B. Estrade wrote:
I am messing around with gcc43's openmp capabilities on an IBM Thinkcentre, 
which has a dual core Intel vPro.  I am running FreeBSD 6.2 with SMP.

At this stage in the game I am trying to push around the limits of the systems 
capabilities, and I was wondering if FreeBSD attempts to offload some of the 
threads to the 2nd core.  I admittedly don't know the chip architecure or how 
FreeBSD handles man threads in SMP, but I'd like too, which is why I am playing 
with this.

As the number of threads increases, one core seems to be oversubscribed according 
to top (i.e., wcpu > 100%) yet the system is said to be 50% idle (+/- a few 
points). The load average also seems to not get much higher than 1.0. While I am 
happy with the load handling, I am wondering:

1. why are threads not evenly distributed b/w CPU0 and CPU1
2. is there a way to explicitly facilitate this thread balancing (don't know if 
this is related to CPU affinity)
3. what is a good way to push the system? The program I am running spawns an increasing number of threads from 1 to OMP_NUM_THREADS, where each thread has its own loop that simply assigns the sum of j and i to k. My OpenMP-foo is not advanced, but it's steadily getting there.
Here is the code I am using right now:

#include <stdio.h>
int main (int argc, char *argv[]) {
 int i,j,k,m,n;
 int MAX=500;
 n=omp_get_max_threads();
 for (m=1;m<=n;m++) {
   k=0;
   omp_set_num_threads(m);
   #pragma omp parallel private(i,j) shared(MAX) reduction(+:k)
   { for (i=0;i<MAX;i++) {
       for (j=0;j<MAX;j++) {
         k = j+i;
       }
       #pragma omp barrier
     }
   }
   printf("%8d threads: %d\n",m,k);
 }
 return 0;
}

It is compiled and executed with the following command:

% gcc43 -fopenmp test.c && export OMP_NUM_THREADS=1500 && ./a.out

Any thoughts?

Once I get familiar with what 6.x is doing, I plan on putting 7.0 on this system to see 
how it compares.
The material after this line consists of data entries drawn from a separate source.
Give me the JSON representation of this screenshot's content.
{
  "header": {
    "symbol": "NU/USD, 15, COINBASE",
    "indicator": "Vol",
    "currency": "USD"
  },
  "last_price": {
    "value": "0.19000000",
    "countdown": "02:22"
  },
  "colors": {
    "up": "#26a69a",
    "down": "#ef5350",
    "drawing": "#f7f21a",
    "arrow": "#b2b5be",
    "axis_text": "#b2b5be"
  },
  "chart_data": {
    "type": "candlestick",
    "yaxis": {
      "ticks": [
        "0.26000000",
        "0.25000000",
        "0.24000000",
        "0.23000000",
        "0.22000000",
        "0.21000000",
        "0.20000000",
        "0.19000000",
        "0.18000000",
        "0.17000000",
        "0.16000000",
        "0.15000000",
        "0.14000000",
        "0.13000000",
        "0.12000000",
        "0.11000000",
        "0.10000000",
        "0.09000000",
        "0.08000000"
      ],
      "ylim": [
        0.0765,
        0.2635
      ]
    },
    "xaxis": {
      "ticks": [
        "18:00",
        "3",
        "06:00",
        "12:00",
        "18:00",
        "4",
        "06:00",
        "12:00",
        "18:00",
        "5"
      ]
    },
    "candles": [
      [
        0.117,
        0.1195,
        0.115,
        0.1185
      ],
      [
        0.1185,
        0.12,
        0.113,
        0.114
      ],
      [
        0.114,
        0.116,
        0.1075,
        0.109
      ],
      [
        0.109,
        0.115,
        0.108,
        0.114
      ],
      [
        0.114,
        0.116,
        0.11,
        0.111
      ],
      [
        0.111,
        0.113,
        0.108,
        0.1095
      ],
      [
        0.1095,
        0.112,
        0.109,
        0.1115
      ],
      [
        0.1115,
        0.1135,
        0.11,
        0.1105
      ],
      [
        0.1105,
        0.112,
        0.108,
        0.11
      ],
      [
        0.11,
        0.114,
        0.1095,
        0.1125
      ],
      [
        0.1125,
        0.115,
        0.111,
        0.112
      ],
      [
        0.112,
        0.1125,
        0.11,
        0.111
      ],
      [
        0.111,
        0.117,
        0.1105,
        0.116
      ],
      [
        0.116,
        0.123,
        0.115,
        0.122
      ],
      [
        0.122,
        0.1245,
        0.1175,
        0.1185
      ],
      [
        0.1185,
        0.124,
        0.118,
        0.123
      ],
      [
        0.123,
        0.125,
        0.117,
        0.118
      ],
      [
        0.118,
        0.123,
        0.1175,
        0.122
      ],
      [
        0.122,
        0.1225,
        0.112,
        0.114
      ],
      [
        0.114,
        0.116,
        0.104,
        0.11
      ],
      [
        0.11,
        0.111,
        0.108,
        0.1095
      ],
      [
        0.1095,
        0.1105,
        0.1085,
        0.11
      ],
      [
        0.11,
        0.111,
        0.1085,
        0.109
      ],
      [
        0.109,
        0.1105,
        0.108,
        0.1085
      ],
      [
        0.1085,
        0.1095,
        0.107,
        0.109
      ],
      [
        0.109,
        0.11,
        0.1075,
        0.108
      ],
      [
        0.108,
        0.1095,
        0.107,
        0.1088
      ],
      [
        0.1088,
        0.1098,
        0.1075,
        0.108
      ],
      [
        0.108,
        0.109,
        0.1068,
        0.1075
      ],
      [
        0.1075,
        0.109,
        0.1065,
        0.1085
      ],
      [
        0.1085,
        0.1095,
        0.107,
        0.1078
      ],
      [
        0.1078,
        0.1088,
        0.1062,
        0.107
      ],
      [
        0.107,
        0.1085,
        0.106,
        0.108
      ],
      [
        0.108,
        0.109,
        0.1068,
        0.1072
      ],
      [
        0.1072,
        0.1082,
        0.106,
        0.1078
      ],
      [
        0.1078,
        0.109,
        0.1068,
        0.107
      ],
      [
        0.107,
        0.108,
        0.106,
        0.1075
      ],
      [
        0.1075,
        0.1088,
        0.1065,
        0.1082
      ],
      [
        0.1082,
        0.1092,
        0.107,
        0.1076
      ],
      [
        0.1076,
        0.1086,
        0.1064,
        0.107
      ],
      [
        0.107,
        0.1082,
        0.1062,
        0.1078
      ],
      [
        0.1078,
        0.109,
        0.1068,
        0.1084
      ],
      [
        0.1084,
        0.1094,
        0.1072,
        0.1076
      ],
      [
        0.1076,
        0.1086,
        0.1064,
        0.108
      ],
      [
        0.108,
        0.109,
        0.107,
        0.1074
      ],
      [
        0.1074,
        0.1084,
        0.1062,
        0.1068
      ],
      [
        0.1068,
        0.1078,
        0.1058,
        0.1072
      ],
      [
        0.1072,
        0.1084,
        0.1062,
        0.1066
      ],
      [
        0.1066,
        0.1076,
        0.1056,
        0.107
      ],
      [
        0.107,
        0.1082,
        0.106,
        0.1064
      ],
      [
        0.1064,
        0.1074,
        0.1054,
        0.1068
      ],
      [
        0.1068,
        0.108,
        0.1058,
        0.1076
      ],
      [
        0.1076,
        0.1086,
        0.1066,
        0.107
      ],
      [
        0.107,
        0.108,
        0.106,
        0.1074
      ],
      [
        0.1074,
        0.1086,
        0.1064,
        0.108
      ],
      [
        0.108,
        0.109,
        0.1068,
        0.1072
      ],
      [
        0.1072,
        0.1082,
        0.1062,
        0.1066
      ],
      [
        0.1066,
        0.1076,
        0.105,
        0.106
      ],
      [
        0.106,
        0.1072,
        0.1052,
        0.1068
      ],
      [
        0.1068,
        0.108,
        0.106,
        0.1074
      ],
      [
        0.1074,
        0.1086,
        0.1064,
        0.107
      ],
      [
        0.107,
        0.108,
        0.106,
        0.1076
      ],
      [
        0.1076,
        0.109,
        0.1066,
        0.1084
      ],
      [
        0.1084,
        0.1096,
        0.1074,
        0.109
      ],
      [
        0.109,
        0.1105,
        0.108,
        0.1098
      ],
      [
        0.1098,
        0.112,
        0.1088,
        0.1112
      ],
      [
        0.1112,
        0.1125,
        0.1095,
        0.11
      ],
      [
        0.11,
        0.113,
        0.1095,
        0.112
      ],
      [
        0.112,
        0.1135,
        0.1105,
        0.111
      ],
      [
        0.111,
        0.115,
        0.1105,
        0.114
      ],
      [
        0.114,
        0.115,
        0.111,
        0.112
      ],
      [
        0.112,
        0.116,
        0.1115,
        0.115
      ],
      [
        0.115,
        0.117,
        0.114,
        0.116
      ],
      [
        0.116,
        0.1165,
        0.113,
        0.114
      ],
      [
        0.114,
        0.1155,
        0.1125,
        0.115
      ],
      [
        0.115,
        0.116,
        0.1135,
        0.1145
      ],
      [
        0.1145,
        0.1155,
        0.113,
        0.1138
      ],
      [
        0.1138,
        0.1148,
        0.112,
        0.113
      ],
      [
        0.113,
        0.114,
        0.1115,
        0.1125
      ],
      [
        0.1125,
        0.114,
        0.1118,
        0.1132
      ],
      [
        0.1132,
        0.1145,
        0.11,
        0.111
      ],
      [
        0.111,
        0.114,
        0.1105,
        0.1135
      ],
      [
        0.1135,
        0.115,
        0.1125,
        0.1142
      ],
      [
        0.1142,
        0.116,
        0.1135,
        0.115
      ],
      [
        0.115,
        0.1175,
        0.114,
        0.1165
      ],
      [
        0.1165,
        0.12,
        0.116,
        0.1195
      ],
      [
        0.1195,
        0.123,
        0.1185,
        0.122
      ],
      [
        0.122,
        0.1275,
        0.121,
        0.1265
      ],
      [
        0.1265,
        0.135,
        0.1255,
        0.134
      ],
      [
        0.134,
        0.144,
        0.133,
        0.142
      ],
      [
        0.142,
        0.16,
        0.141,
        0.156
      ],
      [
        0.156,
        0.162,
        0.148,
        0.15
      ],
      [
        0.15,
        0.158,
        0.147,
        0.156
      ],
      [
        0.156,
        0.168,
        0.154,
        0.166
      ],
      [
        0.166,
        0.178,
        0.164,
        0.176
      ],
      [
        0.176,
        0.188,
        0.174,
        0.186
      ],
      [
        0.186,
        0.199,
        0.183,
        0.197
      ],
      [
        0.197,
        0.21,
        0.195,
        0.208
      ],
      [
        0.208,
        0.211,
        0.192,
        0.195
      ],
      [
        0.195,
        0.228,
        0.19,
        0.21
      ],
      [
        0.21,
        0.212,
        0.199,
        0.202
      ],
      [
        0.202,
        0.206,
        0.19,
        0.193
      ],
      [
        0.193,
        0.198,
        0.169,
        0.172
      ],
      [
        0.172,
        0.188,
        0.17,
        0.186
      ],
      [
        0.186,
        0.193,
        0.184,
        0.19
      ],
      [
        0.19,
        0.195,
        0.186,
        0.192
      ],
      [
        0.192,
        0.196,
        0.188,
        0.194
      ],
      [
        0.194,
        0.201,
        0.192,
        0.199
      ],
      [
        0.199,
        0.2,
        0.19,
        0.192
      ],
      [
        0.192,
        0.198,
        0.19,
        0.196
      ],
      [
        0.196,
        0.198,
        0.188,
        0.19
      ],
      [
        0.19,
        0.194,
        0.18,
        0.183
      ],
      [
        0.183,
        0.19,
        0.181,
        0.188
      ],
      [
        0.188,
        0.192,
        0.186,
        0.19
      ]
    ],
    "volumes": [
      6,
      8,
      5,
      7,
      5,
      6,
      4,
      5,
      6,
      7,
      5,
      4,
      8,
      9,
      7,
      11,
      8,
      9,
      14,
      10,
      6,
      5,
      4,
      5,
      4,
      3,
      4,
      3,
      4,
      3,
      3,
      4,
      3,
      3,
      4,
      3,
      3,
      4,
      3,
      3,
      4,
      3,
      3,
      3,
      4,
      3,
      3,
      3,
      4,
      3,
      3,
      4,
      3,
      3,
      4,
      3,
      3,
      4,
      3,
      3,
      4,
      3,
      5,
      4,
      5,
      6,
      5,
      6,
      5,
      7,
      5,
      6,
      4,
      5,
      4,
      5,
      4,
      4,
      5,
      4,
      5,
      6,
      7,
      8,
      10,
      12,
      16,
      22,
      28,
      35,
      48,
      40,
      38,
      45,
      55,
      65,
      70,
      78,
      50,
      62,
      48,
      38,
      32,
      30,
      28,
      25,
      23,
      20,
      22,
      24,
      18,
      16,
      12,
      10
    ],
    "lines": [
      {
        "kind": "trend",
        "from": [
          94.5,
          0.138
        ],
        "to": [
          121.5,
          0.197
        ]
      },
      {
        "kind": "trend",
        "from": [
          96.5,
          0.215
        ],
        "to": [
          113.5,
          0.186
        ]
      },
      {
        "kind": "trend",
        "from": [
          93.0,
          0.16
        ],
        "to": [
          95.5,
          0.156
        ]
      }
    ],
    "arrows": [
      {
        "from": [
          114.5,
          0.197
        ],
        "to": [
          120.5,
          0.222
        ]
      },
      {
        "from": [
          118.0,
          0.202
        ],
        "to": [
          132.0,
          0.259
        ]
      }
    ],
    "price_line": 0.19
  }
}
Ultimately, I'd like to a straightforward code I can use to evaluate how 
a particular SMP system running FreeBSD scales.  I know it is not a "real" 
workload, but it would give /me some information that I'd find useful.

TIA && Cheers,
Brett


FreeBSD uses all CPUs for running processes and threads. This relies on your program being sufficiently parallel though. I don't know enough about openmp but maybe it is not able to parallelize your workload very well.